Comment

Police must redeem their image


“THE

RE are parties that cannot campaign and they will always blame the police. If people do not come to a rally the police will be blamed,” Police Commissioner Augustine Chihuri said this week at a ceremony to honour officers returning from a UN mission in Kosovo.


He was quick to remind us that the contribution of the Zimbabwe Republic Police (ZRP) officers under United Nations assignments was a yardstick to measure the force’s professionalism. 


What deception! ZRP spokesman Assistant Commissioner Wayne Bvudzijena last year tried to use Chihuri’s appointment as honorary vice-president of Interpol as a sign of international confidence in, and an endorsement of, the conduct of the ZRP. But Chihuri was subsequently obliged to step down and there were no words of comfort for him from the Interpol leadership.


Interpol’s secretary-general Ro-nald Noble said he regretted that Bvudzijena had interpreted the appointment as a sign of support for the actions of the force.


“That statement was inaccurate,” said Noble. “The fact that a ZRP spokesman attempted to use Interpol to fight off political criticism has caused Interpol to be unfairly and unnecessarily attacked.”


Now Chihuri would like to create the myth that his men have been unfairly criticised by what he called “political malcontents masquerading as journalists”. Parallels can be drawn between Chihuri’s attempt to portray the force as being under siege and conspiracy theories which Zanu PF politicians have been vending to justify repressive policies.


Chihuri is a piece in that jigsaw. He declared in the media in January 2001 that he was a Zanu PF supporter.


“Today I would like to make it public that I support Zanu PF because it is the ruling party. If any other party comes to power, I will resign and let those who support it take over,” he told the Sunday Mail.


In other words he admits to a partisan stance. And it would be unreasonable to expect his subordinates to be impartial in the fulfilment of their duties when their chief has made his loyalties clear.


In a democracy the public would expect their police commissioner to serve them with impartiality and professionalism. His salary is after all paid by the public as a whole and not by one section of it. And the Police Act makes clear the responsibilities of those who occupy the post.


But it is all too clear in recent years that the force has been badly compromised and it needs urgent depoliticisation and retraining to restore its credibility.


ZRP officers stand accused of torturing suspects including lawyers, of using brute force to break up peaceful demonstrations, of hounding civic leaders and using the law to prevent opposition parties and civic groups from assembling.
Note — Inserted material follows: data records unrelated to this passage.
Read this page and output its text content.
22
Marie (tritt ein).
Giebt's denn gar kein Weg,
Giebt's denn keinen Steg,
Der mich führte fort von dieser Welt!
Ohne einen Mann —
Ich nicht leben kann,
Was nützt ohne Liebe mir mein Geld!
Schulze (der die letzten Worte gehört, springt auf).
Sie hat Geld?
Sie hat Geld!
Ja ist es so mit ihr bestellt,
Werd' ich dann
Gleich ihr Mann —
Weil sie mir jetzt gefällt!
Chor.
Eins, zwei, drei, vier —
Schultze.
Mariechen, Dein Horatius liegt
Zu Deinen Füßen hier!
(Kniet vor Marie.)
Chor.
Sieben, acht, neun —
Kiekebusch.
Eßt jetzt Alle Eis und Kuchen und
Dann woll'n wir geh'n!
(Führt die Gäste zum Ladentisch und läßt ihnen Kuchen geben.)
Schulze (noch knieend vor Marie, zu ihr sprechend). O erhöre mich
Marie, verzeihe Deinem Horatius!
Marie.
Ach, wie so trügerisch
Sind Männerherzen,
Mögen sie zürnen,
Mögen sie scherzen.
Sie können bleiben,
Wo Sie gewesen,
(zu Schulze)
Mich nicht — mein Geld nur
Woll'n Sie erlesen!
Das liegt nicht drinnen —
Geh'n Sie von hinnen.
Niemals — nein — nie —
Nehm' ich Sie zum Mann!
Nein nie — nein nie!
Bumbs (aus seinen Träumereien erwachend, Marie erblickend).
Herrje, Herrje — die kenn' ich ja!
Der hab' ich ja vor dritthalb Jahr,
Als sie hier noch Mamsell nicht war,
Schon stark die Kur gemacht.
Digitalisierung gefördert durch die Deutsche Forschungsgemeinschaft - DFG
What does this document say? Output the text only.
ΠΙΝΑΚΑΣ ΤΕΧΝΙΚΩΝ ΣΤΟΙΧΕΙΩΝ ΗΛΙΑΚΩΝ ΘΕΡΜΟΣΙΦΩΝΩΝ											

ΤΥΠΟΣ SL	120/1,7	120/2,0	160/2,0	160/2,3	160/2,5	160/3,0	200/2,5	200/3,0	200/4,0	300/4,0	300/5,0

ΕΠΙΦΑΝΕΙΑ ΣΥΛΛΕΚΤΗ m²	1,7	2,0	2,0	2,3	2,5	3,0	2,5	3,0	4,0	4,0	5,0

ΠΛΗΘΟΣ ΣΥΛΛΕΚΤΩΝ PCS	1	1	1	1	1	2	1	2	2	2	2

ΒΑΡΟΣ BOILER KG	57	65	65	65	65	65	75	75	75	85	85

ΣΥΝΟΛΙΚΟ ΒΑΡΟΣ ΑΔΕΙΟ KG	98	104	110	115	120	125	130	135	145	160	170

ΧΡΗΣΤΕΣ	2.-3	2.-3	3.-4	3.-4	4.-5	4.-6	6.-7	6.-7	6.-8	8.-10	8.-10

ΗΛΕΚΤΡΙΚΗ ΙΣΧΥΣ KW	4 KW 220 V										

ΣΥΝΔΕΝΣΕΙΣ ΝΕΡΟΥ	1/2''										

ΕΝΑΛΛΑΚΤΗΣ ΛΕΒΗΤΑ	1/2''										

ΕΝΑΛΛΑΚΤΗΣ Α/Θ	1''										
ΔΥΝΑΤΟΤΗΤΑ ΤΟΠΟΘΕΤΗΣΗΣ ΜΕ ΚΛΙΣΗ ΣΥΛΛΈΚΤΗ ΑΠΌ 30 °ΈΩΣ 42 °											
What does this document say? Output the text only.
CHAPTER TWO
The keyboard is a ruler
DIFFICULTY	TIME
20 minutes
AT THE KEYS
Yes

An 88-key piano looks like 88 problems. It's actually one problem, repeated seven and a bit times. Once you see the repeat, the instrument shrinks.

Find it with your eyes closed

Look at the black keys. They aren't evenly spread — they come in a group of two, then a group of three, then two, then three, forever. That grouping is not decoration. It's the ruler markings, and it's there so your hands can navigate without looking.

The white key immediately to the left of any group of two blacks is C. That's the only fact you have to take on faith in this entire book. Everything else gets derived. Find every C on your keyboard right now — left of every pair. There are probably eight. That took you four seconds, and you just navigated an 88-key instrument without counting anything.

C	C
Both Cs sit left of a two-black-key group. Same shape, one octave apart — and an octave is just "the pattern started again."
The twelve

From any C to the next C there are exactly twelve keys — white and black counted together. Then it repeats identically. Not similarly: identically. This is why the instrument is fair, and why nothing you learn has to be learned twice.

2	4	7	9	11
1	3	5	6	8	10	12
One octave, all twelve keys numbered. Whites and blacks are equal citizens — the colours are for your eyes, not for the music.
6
The selective application of the Public Order and Security Act (Posa) by the police in the run-up to the presidential poll in 2002 pointed towards this trend. The African Commission for Human and People’s Rights team which visited Zimbabwe in 2002 concluded that the police had been politicised. The team said no effort should be spared to avoid further subornment of the force.


“The police should never be at the service of any political party but must at all times seek to abide by the values of the constitution and enforce the law without fear or favour,” the commission’s report clearly states.


The opposition MDC has complained that, on the rare occasions permission to hold rallies is given, the party is not given enough time to address its supporters. The party sometimes has as little as an hour to address public meetings.


Last weekend police cancelled MDC rallies in Bikita and Wedza citing security. They also broke up a Zimbabwe Congress of Trade Unions meeting in Masvingo. Secretary-general Wellington Chibebe said he was briefing labour leaders on the outcome of a recent International Labour Organisation meeting he attended. Is the High Court order exempting trade union meetings from the provisions of Posa not still in force?


Over the weekend police also searched the home of MDC leader Morgan Tsvangirai for dangerous weapons allegedly used in skirmishes which occurred in Mvurwi early last month. The MDC this week said prior to Tsvangirai’s entourage entering Mvurwi, police searched all the vehicles in the convoy for weapons but found none. At Tsvangirai’s house over the weekend they found no weapons either.


Bvudzijena was quoted in the media on Monday as saying shots fired during the Mvurwi clashes came from the MDC side. He said MDC violence would not be tolerated. Evidence from eyewitnesses says otherwise.


“We are not going to tolerate any form of political violence and we are going to recover the firearms,” he said.


This would be welcome news if police arrested suspects regardless of political affiliation and without rushing to the media to make political statements. When United Nations security officers warned of insecurity and crime in parts of the country they were treated to a lengthy statement that was astonishing for its partisan nature. The same can be said of a statement relating to a seriously injured farmer trying to defend himself in Odzi.


The likes of Kainos Mwale who wreaked havoc in Manicaland two years ago are still walking free despite incriminating evidence against them.


The AU commission made recommendations regarding the CID’s Law and Order section and the CIO that have been studiously ignored.


All talk about electoral reforms is useless if the police continue to apply Posa against the opposition during an election campaign. The public are thereby denied access to information and are unable to make an informed choice.


Never has the country more needed a professional police force to ensure Zimbabweans enjoy the rights to which they are entitled. And never has the prospect of getting such a force seemed more distant.